D’après le bulletin municipal meulanais, l’amende en cas de non demande d’autorisation de location, peut atteindre « 5 000 euros » et aller jusqu’à « 15 000 euros si le propriétaire bailleur met son logement en location alors que sa demande a été rejetée ». Ces amendes ont pour but d’être dissuasives pour les marchands de sommeil, mais l’agent immobilier interrogé par La Gazette indique toutefois que des mesures gouvernementales sont déjà prises pour les empêcher d’agir.

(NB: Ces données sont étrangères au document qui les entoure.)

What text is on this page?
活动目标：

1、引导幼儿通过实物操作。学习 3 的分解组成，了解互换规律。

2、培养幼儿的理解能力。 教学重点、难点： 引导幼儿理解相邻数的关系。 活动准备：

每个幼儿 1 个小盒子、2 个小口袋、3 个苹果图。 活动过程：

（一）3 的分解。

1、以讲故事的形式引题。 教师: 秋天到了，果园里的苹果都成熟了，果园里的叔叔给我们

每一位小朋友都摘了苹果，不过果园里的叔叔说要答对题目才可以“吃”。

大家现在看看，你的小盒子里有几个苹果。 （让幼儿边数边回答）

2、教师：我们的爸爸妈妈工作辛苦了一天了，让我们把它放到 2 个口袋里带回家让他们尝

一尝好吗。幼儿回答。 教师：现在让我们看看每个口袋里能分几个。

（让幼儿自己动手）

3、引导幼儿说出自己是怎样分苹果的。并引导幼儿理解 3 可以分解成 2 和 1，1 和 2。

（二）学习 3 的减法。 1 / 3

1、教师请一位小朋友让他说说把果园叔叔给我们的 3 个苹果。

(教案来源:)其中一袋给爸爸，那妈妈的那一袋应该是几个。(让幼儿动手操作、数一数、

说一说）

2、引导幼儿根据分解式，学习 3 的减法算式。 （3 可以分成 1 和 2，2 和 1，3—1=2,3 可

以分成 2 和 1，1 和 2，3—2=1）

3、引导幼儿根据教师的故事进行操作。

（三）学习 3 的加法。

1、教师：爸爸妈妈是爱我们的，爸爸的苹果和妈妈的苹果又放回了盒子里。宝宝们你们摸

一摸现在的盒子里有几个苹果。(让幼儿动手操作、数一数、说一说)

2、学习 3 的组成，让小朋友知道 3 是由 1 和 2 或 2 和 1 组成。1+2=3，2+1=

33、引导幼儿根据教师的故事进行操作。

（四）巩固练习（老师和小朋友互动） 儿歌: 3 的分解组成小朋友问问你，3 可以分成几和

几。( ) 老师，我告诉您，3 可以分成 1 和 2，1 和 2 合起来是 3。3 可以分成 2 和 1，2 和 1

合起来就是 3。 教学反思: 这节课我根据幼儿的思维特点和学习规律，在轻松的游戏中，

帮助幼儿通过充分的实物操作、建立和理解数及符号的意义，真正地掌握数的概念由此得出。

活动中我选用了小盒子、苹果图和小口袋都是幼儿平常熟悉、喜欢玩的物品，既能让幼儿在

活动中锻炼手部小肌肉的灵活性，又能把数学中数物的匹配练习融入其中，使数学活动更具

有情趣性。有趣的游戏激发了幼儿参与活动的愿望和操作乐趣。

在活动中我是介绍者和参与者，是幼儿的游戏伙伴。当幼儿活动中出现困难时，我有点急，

« Quand on achète un bien, le notaire demande systématiquement le casier judiciaire […]. Que ce soit moi ou n’importe quel particulier ou professionnel qui veut acheter, on demande le casier judiciaire pour vérifier s’il n’a pas déjà été condamné en tant que marchand de sommeil. S’il a déjà été condamné, il ne peut pas acheter », résume-t-il de la loi 2014-1545 du 20 décembre 2014, relative à l’Accès au logement et en urbanisme rénové (Alur), avant de nuancer : « [Les marchands de sommeil] arrivent à s’arranger. Il y en a un qui achète à la place de l’autre etc. »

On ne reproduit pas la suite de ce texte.